3. The piston assembly of claim 1, wherein said regeneration member being manufactured from metallic foam and having a porous configuration.

4. The piston assembly of claim 1, wherein said regeneration member being manufactured from a ceramic material and having a porous configuration.

5. The piston assembly of claim 1, wherein said regeneration member being attached to said piston by welding.

6. An internal combustion engine having a piston assembly reciprocally moveable within a combustion cylinder, said internal combustion engine having a predefined cycle including a combustion stroke creating a heat and an intake stroke being operatively positioned before said combustion stroke, said piston assembly having a piston head defining a top surface having an outer wall extending therefrom and an underside surface being spaced from said top surface, said internal combustion engine comprising:

a recessed portion being positioned in said piston head and forming a bottom surface being interposed said top surface and said underside surface;

a regeneration member being attached in said recessed portion, said regeneration member having a porous structure being adapted to absorb said heat from said combustion stroke and to release said heat during said intake stroke, prior to another combustion stroke of said internal combustion engine; and

a cavity being formed between said regeneration member and said bottom surface of said recessed portion.

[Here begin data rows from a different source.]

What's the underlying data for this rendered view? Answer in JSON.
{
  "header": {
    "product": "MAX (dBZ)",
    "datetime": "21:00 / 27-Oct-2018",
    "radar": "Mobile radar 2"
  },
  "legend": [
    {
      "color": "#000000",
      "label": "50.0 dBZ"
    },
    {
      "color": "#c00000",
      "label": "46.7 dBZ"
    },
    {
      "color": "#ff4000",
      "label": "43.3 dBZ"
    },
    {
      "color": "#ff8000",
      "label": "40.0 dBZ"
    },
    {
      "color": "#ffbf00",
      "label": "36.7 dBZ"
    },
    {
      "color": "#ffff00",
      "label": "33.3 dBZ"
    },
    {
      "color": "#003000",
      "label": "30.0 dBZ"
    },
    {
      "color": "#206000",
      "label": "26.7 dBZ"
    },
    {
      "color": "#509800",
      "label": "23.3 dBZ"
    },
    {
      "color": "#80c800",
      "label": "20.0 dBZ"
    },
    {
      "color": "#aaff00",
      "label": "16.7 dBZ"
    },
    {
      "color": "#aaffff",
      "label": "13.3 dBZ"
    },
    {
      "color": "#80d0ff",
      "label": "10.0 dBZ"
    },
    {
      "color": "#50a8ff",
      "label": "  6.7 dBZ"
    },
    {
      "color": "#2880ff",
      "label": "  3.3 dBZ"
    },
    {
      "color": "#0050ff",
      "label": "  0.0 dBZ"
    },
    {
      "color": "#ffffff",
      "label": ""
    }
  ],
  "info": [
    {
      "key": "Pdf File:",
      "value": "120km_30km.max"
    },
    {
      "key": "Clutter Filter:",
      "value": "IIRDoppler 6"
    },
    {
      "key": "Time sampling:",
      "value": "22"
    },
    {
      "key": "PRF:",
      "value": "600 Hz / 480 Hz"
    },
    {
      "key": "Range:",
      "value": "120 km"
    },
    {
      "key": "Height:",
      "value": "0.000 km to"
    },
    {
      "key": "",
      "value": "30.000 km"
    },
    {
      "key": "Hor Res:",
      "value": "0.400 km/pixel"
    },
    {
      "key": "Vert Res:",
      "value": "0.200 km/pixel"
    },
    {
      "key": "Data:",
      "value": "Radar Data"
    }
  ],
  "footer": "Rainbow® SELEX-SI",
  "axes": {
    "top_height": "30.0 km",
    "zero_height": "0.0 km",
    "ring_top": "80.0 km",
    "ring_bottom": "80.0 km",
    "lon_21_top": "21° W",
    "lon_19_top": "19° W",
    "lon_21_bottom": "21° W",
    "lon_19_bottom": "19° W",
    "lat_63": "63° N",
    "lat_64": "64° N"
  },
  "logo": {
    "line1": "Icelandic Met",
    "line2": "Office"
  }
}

7. The internal combustion engine of claim 6, including a fuel injector having a nozzle, said regeneration member including an opening in alignment with said nozzle of said fuel injector, said opening communicating between said combustion cylinder and said cavity.

8. The internal combustion engine of claim 7, wherein said regeneration member being manufactured from metallic foam and having a porous configuration.

9. The internal combustion engine of claim 7, wherein said regeneration member being manufacture from a ceramic material and having a porous configuration.

10. The internal combustion engine of claim 7,wherein said regeneration member being attached to said piston by welding.

11. The internal combustion engine of claim 7, wherein said fuel injector has a plurality of nozzles.

12. The internal combustion engine of claim 11, wherein at least one of said nozzles is aligned with said opening.

13. A method for operating an internal combustion engine, said internal combustion engine having a combustion cylinder, a predefined cycle including, an intake stroke and combustion stroke, comprising the steps of:

providing a regeneration member within a piston assembly;

forming a cavity within said piston assembly;

providing an intake air to said combustion cylinder during said intake stroke;

pushing said intake air through said regeneration member into said cavity;

introducing a fuel into said cavity;

mixing said fuel and said intake air within said cavity;

igniting said mixed fuel and intake air;

creating a heat during said combustion stroke; and

absorbing said heat with said regeneration member.

14. The method of operating said internal combustion engine of claim 13, wherein said step of introducing fuel includes said internal combustion engine having a fuel injector having a nozzle aligning an opening in said regeneration member.

15. The method of operating said internal combustion engine of claim 13, wherein said step of pushing said intake air through said regeneration member into said cavity includes said regeneration member being formed of a porous material.

16. The method of operating an internal combustion engine of claim 13, including a further step of said internal combustion engine having another intake stroke and said intake air absorbing said heat from said regeneration member.

17. The method of operating an internal combustion engine of claim 13, wherein said step of pushing said intake air through said regeneration member into said cavity includes said regeneration member being formed of a porous material and including a further step of said internal combustion engine having another intake stroke and said intake air absorbing said heat from said regeneration member.

18. The method of operating an internal combustion engine of claim 13, wherein said step of igniting said mixed fuel and intake air occurs in the combustion cylinder.